Выбрать главу

Можно не сомневаться, что приди вместо большевиков к власти другие циммервальдисты, они вели бы ту же политику интернационального воспитания. Она была бы, может быть, более мягкой, но в существе своем заключала бы все ту же борьбу с национальным чувством.

Между тем, история трех интернационалов показала искусственный характер движения. Под ним не только не найдено никакого народного начала, но и составлявшие его активные интернационалисты оказались на поверку, в большинстве своем, вовсе не интернационалистами. Две мировые войны до такой степени развенчали этот миф, что охотников возрождать его открыто, не находится. Тем не менее, ни от интернациональных задач, ни от интернационального воспитания большевики до сих пор не отказались, несмотря на вынужденную во время последней войны уступку патриотическому чувству народа. Они облекли этот патриотизм в черносотенные формы и сделали ненавистным всем сколько-нибудь культурным русским людям. Но для подозрения их самих в истинном или черносотенном патриотизме нет никаких оснований, так же как нет оснований думать будто они перестали быть врагами религии, позволив открыть церкви и разрешив отправление богослужений. Кто захочет вторить модной сейчас пропаганде, внушающей, будто большевизм из международного превратился в национально-русское явление, тот обязан представить более солидные тому доказательства, чем вульгарная болтовня в духе брошюры Карла Лойтнера «Russische Volksimperialismus», выпущенной еще в годы первой мировой войны, или высказываний Альфреда Розенберга. Коммунисты, как были, так и остаются проводниками интернациональной идеи. И никто иной как Ленин, основатель советского государства, может считаться воплощением такого фанатизма. «Наплевать на Россию», принести ее с легким сердцем в жертву безумному эксперименту, воспользоваться помощью воевавшего с Россией государства — ничего ему не стоило. Он еще в детстве, играя в солдатики, любил представлять эту игру, как битву русских с англичанами; всегда стоял на стороне «англичан» и с удовольствием бил «русских».{24}

Такой интернационализм стоит нацизма.

Прав Иван Аксаков: «Лжет, нагло лжет, или совсем бездушен тот, кто предъявляет притязание перескочить прямо во ’всемирное братство’ через голову своих ближайших братьев — семьи или народа, или же служить всему человечеству, не исполнив долга службы во всем его объеме своим ближайшим ближним». Такие упреки немыслимы были бы в отношении здорового космополитизма, не отрекшегося от своего отечественного и полагающего служение родине, народу, в качестве основания для всемирного служения. Только такая всемирность не порывает с таинственным родником культурного творчества.

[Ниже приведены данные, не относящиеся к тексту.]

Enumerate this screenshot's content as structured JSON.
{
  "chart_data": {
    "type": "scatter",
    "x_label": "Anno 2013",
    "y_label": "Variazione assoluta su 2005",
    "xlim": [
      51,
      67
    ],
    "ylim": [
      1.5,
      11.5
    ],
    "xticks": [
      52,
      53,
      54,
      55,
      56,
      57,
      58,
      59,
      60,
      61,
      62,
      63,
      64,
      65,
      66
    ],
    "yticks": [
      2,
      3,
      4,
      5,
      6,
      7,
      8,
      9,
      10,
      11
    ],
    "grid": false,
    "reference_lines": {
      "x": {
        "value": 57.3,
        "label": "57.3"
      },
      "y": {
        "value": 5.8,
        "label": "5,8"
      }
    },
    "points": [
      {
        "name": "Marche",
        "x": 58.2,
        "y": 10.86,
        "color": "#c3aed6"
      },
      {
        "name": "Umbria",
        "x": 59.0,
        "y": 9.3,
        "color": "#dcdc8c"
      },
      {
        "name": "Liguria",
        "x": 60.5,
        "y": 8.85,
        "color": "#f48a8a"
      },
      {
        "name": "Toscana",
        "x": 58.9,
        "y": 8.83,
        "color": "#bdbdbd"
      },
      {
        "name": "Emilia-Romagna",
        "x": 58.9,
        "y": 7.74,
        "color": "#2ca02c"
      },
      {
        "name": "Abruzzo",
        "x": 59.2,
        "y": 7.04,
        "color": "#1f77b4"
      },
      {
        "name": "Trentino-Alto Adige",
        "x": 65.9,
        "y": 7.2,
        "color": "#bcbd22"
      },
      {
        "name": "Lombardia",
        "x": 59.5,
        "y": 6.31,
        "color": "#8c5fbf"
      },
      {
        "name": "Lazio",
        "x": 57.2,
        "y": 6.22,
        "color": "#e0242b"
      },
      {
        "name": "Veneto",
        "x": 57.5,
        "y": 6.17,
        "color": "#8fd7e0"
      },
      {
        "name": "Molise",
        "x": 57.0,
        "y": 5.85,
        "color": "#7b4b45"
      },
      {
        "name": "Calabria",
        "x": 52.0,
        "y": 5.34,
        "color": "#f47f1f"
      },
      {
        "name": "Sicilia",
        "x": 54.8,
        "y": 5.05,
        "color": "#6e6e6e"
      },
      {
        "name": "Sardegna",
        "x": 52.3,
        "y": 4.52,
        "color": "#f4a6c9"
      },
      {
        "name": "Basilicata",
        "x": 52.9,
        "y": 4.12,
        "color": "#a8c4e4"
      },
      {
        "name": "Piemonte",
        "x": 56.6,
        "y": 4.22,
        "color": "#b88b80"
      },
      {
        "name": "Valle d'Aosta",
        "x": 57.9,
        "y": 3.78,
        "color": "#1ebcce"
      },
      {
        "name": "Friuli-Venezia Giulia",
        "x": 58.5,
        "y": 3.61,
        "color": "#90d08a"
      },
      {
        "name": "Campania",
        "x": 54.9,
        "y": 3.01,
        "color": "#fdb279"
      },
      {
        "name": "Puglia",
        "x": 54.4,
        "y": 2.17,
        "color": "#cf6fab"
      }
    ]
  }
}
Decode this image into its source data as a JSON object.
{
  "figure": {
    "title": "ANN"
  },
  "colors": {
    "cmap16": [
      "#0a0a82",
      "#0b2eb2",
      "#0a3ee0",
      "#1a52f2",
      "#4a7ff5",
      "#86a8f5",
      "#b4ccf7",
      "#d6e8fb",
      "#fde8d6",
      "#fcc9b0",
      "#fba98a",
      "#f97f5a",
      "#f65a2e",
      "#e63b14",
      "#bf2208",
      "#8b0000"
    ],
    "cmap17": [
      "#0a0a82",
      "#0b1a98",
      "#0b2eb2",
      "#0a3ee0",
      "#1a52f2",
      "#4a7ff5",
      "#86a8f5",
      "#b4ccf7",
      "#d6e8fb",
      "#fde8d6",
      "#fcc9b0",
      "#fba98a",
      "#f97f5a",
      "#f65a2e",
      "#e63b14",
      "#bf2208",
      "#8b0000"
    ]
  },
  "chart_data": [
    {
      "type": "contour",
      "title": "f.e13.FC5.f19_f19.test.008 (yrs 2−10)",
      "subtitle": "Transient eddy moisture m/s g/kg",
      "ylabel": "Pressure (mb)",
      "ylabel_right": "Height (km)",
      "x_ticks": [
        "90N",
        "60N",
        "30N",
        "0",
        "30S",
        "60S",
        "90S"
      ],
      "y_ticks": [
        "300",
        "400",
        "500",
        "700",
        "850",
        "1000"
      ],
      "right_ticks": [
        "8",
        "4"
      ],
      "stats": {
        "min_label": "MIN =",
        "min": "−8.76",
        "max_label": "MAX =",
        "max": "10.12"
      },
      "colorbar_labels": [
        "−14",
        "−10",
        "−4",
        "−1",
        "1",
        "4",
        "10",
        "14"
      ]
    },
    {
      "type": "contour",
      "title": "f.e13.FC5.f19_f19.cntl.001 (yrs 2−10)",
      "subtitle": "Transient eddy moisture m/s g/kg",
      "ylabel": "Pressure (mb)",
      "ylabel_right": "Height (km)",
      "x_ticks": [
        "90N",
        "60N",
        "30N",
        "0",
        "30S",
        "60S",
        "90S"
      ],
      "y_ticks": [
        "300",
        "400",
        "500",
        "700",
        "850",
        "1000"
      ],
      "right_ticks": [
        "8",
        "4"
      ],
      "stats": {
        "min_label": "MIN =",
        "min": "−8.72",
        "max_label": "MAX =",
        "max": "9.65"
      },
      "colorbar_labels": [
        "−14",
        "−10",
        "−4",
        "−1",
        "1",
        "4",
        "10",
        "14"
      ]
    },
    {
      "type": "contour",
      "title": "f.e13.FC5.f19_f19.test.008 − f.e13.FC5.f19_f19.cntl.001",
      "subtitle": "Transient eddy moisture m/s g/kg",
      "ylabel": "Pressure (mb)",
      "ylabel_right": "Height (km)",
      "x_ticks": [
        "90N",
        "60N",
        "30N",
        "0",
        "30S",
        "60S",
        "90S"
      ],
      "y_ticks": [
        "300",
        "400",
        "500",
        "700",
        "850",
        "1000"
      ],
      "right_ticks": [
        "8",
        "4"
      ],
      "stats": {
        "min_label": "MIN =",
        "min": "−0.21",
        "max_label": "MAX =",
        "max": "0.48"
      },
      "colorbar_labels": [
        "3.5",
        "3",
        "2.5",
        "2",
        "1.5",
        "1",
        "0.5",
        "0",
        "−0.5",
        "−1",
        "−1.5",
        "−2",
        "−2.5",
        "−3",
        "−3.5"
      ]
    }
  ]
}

Интернационализм в большей степени, чем его антипод представляет отвлеченную и ограниченную идею. В этом смысле не случайно, что и первое насильническое тоталитарное государство было основано под его знамением.

1956.

«Басманный философ»

Он в Риме был бы Брут, в Афинах Периклес.

Пушкин
(Мысли о Чаадаеве)

По безмерному честолюбию, он, говорят, не спешил рассеивать заблуждения современников, и не без наслаждения вдыхал фимиам курившийся не ему, но имени брутову. Он молча принимал поклонения молодых западников, видевших в нем пророка свободы и смелого протестанта против реакции.

Нет большего самозванства в истории русской мысли.

Смягчающим вину обстоятельством может служить, только, поведение общества. Всем так хотелось ревизора «а подать сюда Ляпкина-Тяпкина!» — и явился гениальный Хлестаков, в которого поверили не один городничий и Амос Федорович, но также, приехавший по именному повелению из Петербурга чиновник. Виной всему, конечно, Надеждин, напечатавший его «философическое письмо» в «Телескопе». Это он возвестил о появлении загадочной фигуры в партикулярном платье, — «ходит эдак по комнате и в лице эдакое рассуждение». И общество и правительство сразу догадались, что это и есть тот, приехавший ревизовать Россию. Правительство поспешило официально объявить его сумасшедшим, славянофилы стали точить ножи, а в салонах и в аглицком клубе началось языческое ему поклонение. Развязка была непохожей на гоголевскую. Не нашлось почтмейстера, который распечатал бы семь остальных, неизвестных тогда, «философических писем» и обнаружил, что это вовсе не Брут и не Периклас, а так просто ... «ни то ни се».